Richard Branson, in this Forbes article, does a fine job of articulating how and why entrepreneurial capitalism and social responsibility can work together in vibrant ways.   Branson recently pledged to give *all profits* from his tranportation companies to projects that are working to alleviate global warming.     Although I’d rather see the money go to global health initiatives it’s admirable and exciting to see how socially proactive the “super rich” like Branson, Gates, and Buffett have become.     In fact it almost seems to be “infectious” which bodes well for a world desparately in need of innovative thinking combined with big money to fund clever projects.

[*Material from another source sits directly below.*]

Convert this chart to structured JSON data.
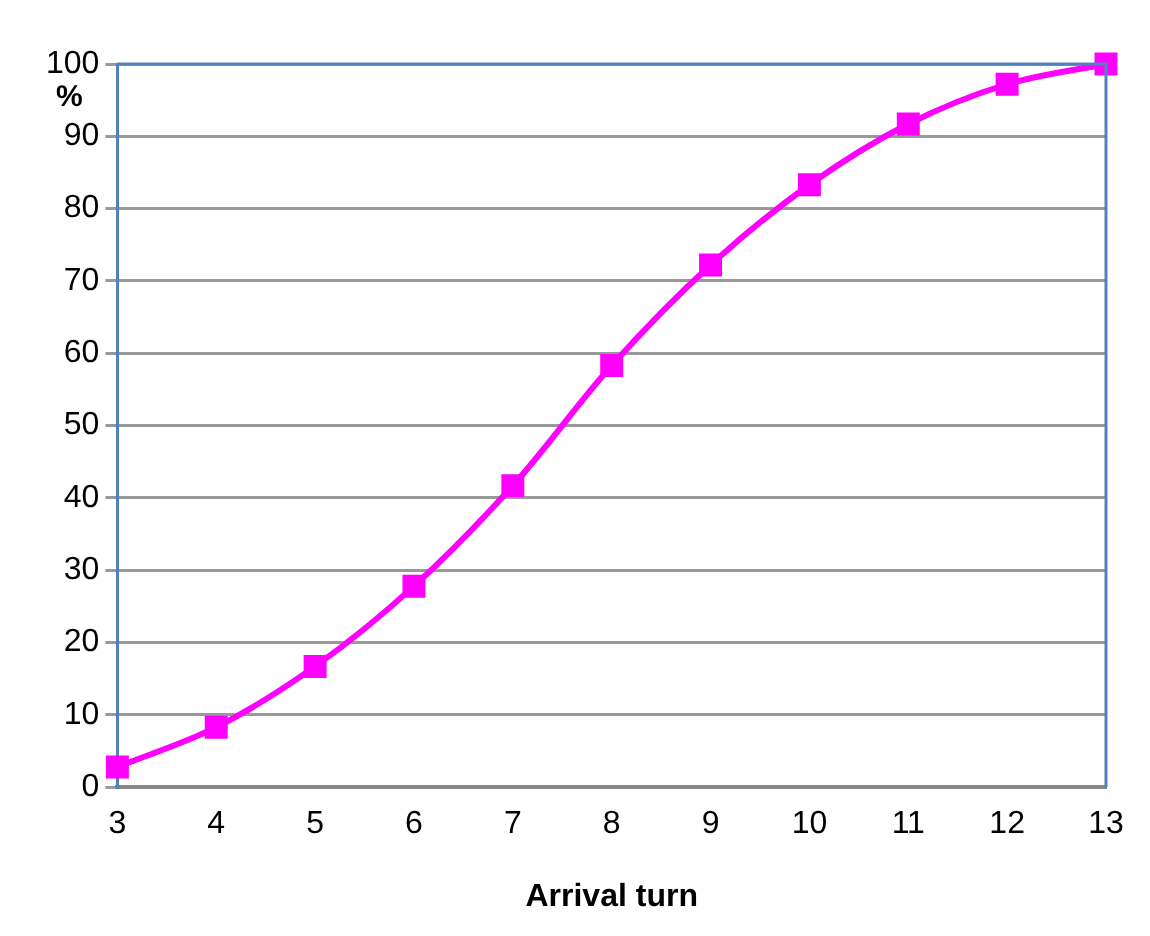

I’d like to see a study of what may be a natural tension when Governments do a “really good job” at eliminating significant problems because it puts bureaucrats out of work and shrinks budgets.   Could this help explain why governments often seem to spend so much and accomplish so little when it comes to solving significant problems?

It’s all about the O


Thanks Overstock.com !    I wanted to get my parents a memory foam mattress topper and Overstock continues to have great prices  –  $79 for  2″ foam.   This is about half the (otherwise good) Costco price for similar stuff.   Surfing around for more items I bumped into a 1G mem card for my Treo 650 at $26, also about half the going “good” price.    Free shipping made it a no brainer but then I realized “hey, there might be promo discounts” and a quick google search got me a link to an extra 15% off, which was very nicely tagged onto my existing shopping cart after visiting the (Overstock created?) coupon site.